Die Freien Wähler engagieren sich gegen den schleichenden 10-spurigen Ausbau der A81! Geplant ist eine entsprechende Änderung der Fahrbahnmarkierungen . Ohne Lärmschutzmaßnahmen!

Die Freien Wähler Asperg werden die versteckte Autobahnerweiterung, durch Aktivierung der Standspur von der Autobahneinfahrt Ludwigsburg Nord zur Autobahnausfahrt Ludwigsburg Süd nicht hinnehmen. Sie wehren sich gegen weitere Pläne seitens des Regierungspräsidiums, auch die zweite Standspur in Richtung Norden freizugeben! „Wir werden uns mit einer Petition beim Petitionsausschuss des Landtag Baden-Württemberg wehren und sammeln hierzu in den nächsten Wochen Unterschriften in den betroffenen Asperger Stadtteilen Hirschberg, Grafenbühl und Osterholz“, so Elly Martinat Stadträtin der Asperger Freien Wähler und Regionalrätin. Aber auch die betroffenen Bürger und Bürgerinnen des Ludwigsburger Stadtteils sollen einbezogen werden.
Schon heute sind die Bürger und Bürgerinnen durch den zunehmenden Verkehr mehr und mehr gesundheitsschädlichem Lärm ausgesetzt. Würde ein „offizieller“ Ausbau der Autobahn von bisher 6 Spuren auf 8 Spuren erfolgen, müssten ausreichende Lärmschutzmaßnahmen ergriffen werden. „Es kann und darf nicht sein, dass das Regierungspräsidium sich vor der Verantwortung gegenüber den Bürgern drückt, indem mit dem Trick „Umwandlung der Standspur“ die Autobahn auf acht Spuren erweitert wird und so die Kosten für den Lärmschutz eingespart werden“, so Elly Martinat.

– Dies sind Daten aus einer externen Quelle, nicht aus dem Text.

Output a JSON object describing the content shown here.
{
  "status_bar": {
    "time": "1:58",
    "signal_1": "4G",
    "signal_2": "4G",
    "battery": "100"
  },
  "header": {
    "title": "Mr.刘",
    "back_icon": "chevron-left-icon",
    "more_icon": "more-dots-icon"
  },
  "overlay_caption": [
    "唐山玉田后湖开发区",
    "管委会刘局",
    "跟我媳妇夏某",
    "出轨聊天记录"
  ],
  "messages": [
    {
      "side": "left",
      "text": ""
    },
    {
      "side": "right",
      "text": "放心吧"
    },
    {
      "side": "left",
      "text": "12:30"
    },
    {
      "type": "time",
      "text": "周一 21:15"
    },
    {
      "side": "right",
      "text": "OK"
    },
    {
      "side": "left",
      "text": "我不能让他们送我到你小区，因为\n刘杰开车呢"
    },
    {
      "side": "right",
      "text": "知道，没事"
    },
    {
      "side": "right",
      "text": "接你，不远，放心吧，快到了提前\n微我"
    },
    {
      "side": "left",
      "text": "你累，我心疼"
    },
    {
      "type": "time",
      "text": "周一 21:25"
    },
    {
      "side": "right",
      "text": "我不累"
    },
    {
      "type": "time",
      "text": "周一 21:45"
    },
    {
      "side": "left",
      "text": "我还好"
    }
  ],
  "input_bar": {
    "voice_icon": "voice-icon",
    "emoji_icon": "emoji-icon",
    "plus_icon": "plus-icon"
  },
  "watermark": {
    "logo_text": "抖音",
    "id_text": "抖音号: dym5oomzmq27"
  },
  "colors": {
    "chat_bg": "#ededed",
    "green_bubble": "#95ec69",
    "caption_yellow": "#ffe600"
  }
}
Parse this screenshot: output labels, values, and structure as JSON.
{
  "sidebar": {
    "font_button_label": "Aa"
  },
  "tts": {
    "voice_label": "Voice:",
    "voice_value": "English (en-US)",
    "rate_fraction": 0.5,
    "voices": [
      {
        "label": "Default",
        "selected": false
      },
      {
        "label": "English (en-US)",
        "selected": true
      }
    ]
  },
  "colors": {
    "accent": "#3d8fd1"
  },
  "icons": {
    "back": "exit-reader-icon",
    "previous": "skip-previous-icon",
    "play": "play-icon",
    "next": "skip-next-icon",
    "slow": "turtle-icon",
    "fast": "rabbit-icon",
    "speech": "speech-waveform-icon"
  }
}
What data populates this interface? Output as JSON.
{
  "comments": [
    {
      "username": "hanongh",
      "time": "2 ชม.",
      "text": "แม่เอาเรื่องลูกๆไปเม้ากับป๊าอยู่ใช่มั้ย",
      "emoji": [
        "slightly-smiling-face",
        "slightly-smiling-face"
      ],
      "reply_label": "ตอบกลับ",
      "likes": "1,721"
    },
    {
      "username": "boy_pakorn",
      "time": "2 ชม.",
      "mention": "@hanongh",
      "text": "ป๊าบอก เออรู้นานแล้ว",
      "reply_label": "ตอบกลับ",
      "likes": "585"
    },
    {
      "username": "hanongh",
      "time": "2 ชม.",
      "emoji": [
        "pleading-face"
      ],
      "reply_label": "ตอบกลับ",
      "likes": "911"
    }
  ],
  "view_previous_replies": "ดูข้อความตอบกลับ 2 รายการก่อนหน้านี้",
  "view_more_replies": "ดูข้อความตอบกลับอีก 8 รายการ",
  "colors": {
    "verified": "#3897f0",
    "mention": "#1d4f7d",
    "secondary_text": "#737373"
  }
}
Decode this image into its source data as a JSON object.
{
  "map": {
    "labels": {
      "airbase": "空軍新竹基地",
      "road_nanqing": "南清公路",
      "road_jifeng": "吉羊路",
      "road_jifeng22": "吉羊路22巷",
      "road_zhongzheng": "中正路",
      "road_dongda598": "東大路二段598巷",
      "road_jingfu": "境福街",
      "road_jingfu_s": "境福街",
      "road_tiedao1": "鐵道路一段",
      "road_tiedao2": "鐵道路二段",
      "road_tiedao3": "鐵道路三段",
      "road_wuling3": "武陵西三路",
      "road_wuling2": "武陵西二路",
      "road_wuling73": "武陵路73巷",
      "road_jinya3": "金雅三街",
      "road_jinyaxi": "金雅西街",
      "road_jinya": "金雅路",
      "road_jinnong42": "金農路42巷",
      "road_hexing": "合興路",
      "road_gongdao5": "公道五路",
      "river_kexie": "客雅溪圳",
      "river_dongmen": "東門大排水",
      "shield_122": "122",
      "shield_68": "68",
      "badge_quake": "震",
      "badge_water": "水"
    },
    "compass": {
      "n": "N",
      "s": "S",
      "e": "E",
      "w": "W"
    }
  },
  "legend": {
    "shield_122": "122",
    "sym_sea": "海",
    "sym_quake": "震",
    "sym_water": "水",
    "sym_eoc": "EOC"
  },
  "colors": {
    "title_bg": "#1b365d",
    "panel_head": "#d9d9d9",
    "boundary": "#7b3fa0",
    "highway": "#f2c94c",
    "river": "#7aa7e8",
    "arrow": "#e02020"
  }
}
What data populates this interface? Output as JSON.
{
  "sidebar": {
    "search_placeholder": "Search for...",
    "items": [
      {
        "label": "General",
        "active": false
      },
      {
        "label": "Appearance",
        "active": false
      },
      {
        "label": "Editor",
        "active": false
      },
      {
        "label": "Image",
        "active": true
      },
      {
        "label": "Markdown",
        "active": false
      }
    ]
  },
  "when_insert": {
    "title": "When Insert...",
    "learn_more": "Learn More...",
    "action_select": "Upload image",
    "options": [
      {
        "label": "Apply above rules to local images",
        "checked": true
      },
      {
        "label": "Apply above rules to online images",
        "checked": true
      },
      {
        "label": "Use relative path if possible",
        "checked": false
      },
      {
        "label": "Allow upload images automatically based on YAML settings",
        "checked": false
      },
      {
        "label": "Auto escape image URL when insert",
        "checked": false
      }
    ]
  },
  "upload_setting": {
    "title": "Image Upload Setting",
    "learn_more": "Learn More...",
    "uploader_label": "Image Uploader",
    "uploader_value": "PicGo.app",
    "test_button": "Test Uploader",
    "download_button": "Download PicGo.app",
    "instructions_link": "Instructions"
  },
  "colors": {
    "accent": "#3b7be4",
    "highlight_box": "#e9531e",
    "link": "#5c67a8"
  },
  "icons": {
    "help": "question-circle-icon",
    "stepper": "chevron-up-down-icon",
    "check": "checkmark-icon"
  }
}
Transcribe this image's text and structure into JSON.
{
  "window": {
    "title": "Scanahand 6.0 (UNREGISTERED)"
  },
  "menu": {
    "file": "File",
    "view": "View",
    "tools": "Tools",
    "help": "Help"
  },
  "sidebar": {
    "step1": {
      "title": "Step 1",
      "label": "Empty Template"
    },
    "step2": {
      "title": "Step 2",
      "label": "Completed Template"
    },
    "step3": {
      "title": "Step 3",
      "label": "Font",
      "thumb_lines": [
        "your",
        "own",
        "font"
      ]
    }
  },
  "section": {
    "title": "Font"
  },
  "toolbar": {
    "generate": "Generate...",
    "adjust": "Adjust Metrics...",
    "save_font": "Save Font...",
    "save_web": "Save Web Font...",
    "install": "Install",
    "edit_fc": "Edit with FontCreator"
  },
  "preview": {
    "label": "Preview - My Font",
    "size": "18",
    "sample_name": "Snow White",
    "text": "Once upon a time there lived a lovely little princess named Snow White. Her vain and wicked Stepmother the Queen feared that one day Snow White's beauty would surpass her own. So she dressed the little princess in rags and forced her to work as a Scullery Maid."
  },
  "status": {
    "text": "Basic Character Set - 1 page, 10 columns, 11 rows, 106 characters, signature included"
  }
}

Die Freien Wähler Asperg fordern schon seit einigen Jahren in ihren Haushaltsreden, dass auch seitens der Stadtverwaltung auf das Problem der zunehmenden Lärmemission an „richtiger Stelle“ hingewiesen werden und zusätzliche Lärmschutzmaßnahmen gefordert werden sollten. Auch gingen schon Bitten um Unterstützung direkt an den damaligen Bundesverkehrsminister Wissmann – ohne jedoch „Gehör zu finden“!
Die Lärmemission ist in den betroffenen Asperger Wohngebieten nicht nur durch die Bundesautobahn und den insgesamt gewachsenen Verkehr sehr hoch, sondern auch die Bahnlinie, die an das Wohngebiet Grafenbühl und Hirschberg angrenzt. Hier wird nun in den nächsten Wochen bis Ende April 2009 mit entsprechenden Maßnahmen seitens der Deutschen Bundesbahn für Abhilfe gesorgt und ab 2010 werden private Maßnahmen wie Doppelverglasung der Fenster bezuschusst.
Die Lärmbelästigung durch die Autobahn ist für die anwohnenden Bürger längst unerträglich geworden. Ein gesunder Schlaf sei bei geöffnetem Fenster nicht mehr möglich, und das Verweilen im Garten sei zur Qual geworden. Die Lebensqualität sei enorm eingeschränkt, so die Bewohner. Die Lärmbelastung hat bereits ohne einen – wie auch immer gearteten – Ausbau der A81 einen unzumutbaren Pegel erreicht!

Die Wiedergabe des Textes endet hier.